И помолчала. Очень похожая, но все же чуть-чуть другая. Не было на ней такого выражения лица ни у кого из присутствующих, она бы запомнила.
– Это вполне возможно, – бабка потянулась за сигаретами, открыла, не глядя, форточку над столом. – На общих фотографиях редко все получаются хорошо. Ваш Коля мог сделать несколько снимков. А потом раздарить их обитателям коммуналки – где кто лучше вышел.
– Может быть, это у нее такой тик? Или вспомнила что-то… страшное, – Маша оторвала наконец взгляд от искаженного гримасой ужаса лица. – Чего и кого ей было так пугаться? Аллочки?
Бабка поправила очки на носу:
– Нет, она смотрит не на ребенка, а куда-то ниже.
– Алеша? – недоверчиво произнесла Маша, вглядываясь в нижний ряд из мальчиков коммуналки. – Алексей Иванович Лоскудов?
Ксения
– М-да, – Ксения задумчиво почесала нос. – Ничего себе. Странно, что мы этого сразу не заметили.
– Не странно, – покачала головой Маша. – Мы смотрели на ансамбль, так сказать. Яркие праздничные платья на женщинах, крупные мужчины, дети… На их фоне старушка ведь действительно была особой не сильно заметной.
Ксения усмехнулась:
– До тех пор пока не померла.
– До тех пор пока ее не убили, – поправила ее Маша строгим «профессиональным» тоном. – И именно поэтому, думаю, нам нужно собрать по семейным архивам все другие фотографии.
– Какие другие?
– Кадры были сделаны один за другим, – объяснила Маша. – Возможно, на прочих снимках у нас получится разглядеть какой-то элемент ДО или ПОСЛЕ. То, что стало первопричиной этого ужаса или как-то его объясняло.
– Некто, повернувшийся к старушке и шепнувший ей на ухо что-то ужасное?
– Например, – кивнула Маша. – Или мы хотя бы сможем точно понять, куда она так смотрит.
– Ладно. К кому ты хочешь, чтобы я пошла?
Маша на секунду задумалась:
– Значит, так. Про Коняевых мы знаем, что других детей, кроме крестьянского сына Миши, у них не было.
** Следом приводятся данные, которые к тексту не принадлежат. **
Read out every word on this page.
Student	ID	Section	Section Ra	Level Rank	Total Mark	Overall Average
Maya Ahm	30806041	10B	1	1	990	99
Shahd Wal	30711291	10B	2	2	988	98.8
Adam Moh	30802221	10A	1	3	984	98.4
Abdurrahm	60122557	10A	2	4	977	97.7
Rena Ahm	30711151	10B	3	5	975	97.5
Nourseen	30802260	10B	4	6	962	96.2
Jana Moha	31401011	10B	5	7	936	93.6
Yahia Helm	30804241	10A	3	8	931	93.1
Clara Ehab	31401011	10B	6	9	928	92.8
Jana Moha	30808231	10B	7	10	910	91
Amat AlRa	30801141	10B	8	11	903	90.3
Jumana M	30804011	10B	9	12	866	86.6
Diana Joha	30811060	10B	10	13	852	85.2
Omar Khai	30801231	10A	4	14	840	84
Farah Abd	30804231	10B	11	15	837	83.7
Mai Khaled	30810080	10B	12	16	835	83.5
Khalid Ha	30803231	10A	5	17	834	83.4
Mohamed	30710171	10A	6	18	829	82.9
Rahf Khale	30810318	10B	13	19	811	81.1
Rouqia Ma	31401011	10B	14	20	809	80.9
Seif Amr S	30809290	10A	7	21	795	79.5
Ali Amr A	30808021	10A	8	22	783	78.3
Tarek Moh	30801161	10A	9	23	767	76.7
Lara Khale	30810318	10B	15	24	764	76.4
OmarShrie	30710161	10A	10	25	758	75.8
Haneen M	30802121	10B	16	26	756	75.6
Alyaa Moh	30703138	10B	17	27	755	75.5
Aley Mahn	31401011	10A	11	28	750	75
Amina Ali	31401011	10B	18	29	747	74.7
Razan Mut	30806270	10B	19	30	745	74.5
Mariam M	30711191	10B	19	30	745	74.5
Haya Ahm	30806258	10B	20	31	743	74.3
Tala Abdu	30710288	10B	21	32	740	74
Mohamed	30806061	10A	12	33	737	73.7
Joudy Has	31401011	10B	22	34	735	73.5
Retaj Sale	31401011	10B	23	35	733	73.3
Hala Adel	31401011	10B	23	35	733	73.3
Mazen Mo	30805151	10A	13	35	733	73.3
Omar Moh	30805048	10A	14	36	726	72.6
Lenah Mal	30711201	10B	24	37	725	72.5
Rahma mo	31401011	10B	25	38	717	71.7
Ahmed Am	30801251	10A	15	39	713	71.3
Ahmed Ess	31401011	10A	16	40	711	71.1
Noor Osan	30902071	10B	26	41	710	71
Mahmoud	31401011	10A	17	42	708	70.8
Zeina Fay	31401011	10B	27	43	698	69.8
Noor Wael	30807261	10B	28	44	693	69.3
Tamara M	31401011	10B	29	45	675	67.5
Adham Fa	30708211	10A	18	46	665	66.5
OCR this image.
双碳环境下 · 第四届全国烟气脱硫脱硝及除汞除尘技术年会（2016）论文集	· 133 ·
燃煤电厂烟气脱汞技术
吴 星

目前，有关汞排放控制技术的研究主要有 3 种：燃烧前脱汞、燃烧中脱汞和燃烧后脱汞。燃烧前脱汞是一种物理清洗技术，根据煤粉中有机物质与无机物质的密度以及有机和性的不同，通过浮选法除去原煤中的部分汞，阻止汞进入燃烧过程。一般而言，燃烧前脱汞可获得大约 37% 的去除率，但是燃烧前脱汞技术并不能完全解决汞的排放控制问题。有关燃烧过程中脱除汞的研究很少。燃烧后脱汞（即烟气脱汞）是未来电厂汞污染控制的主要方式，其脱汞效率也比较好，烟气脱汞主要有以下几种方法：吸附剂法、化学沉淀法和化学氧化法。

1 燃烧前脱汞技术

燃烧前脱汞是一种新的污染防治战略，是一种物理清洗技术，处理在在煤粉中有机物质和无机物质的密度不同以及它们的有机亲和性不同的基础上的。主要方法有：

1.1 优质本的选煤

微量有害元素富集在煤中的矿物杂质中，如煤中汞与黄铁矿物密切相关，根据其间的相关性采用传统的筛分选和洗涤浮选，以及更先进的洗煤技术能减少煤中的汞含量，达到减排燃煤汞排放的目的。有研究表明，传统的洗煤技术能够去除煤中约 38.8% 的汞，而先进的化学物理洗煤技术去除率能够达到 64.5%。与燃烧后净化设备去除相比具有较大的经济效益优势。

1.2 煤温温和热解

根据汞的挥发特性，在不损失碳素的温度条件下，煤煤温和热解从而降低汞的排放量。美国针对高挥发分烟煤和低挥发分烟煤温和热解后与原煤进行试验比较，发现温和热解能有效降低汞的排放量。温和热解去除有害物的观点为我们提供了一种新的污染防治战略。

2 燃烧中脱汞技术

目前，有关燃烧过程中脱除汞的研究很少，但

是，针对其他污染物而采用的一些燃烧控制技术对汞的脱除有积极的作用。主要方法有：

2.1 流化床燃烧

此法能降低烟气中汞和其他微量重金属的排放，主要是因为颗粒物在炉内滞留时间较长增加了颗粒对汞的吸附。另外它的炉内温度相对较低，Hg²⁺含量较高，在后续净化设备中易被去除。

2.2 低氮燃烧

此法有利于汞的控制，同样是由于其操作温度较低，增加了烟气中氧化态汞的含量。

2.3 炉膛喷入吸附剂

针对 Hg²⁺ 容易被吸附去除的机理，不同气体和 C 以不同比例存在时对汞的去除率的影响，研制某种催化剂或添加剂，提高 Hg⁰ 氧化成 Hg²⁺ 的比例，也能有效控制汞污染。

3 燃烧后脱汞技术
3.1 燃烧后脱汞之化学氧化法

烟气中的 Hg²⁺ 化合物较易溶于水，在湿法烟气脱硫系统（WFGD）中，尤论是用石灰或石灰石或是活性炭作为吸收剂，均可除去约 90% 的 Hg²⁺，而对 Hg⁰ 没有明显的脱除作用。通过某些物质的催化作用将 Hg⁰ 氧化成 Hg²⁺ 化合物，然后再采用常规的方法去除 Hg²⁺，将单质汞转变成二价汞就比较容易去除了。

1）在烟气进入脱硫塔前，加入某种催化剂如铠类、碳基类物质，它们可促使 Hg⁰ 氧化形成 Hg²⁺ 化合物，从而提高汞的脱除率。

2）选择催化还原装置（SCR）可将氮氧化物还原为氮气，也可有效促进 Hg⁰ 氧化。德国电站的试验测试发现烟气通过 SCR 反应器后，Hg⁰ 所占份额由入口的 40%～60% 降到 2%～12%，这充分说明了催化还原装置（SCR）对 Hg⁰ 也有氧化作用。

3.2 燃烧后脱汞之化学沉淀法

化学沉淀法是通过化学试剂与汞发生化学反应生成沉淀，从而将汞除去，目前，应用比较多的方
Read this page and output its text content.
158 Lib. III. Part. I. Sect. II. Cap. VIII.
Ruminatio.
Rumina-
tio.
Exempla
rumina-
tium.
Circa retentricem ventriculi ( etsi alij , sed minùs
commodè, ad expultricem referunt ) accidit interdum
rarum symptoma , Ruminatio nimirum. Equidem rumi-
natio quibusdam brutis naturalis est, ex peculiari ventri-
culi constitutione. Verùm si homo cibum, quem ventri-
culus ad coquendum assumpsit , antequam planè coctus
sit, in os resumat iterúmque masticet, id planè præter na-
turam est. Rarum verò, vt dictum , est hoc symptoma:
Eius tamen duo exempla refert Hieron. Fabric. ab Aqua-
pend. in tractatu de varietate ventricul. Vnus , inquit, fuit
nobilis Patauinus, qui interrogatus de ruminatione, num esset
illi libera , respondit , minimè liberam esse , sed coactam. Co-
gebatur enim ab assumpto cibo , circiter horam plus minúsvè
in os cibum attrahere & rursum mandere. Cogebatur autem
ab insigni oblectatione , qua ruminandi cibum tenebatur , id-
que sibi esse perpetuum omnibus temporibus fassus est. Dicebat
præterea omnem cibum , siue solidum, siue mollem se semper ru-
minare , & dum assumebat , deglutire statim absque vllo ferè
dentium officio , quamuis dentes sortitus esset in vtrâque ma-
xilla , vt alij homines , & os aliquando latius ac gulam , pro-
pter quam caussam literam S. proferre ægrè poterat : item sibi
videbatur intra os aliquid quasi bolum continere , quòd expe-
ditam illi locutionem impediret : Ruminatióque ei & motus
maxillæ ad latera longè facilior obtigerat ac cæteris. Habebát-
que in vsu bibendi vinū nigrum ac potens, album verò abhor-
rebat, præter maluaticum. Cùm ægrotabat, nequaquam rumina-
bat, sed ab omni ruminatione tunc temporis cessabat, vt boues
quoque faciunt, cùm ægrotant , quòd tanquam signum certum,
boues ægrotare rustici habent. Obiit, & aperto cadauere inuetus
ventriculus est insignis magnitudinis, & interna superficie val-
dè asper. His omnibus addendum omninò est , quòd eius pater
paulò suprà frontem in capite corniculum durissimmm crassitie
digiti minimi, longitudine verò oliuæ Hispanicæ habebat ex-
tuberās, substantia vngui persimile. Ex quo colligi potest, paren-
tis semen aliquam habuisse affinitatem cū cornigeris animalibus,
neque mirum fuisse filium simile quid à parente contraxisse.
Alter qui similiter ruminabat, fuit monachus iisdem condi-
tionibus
Судя по документам, найденным Игорем, Михаил Коняев умер от обширного цирроза печени. Иными словами, от алкоголизма в родной деревне. Вряд ли там сохранились какие-то фотографии. Но похожая на эту карточка точно была у Тамары Зазовны.
– Я зайду к Марико. У меня остались координаты, – кивнула Ксения.
– Еще… – помялась Маша, – нужно пойти к вдове Валерия Алексеевича Пирогова.
– Матери Эдика? – усмехнулась Ксения. – Без проблем.
– Отлично, – с явным облегчением улыбнулась Маша. – А я тогда – в архив. Буду рыть информацию по Аршининым. Аллочка, Алла Анатольевна, – еще совсем не старая женщина.
– Вряд ли она, конечно, уже в маразме… Но не думаю, что имеет смысл рассчитывать на развернутые воспоминания четырехлетней девочки.
Маша кивнула:
– Верно. Однако попробовать стоит. Зине, Аллочкиной матери, сейчас должно быть хорошо за семьдесят. А мужу ее – за девяносто.
Ксения вздохнула:
– В нашей стране люди за девяносто живут редко.
– Да, на это шансов мало, – грустно улыбнулась Маша. – Жалко все-таки… – начала она, и Ксения увидела, как пропала, будто растворилась, на ее лице улыбка.
– Что? – нахмурилась Ксюша.
– Жалко, что не сохранился архив Алексея Ивановича.
Ксения смотрела на Машу, ожидая продолжения, но та ничего не добавила, а лишь глядела в окно ее коммуналки, туда, где по темной зимней воде канала медленно плыла чья-то покрытая мокрым брезентом, совсем не туристическая лодочка.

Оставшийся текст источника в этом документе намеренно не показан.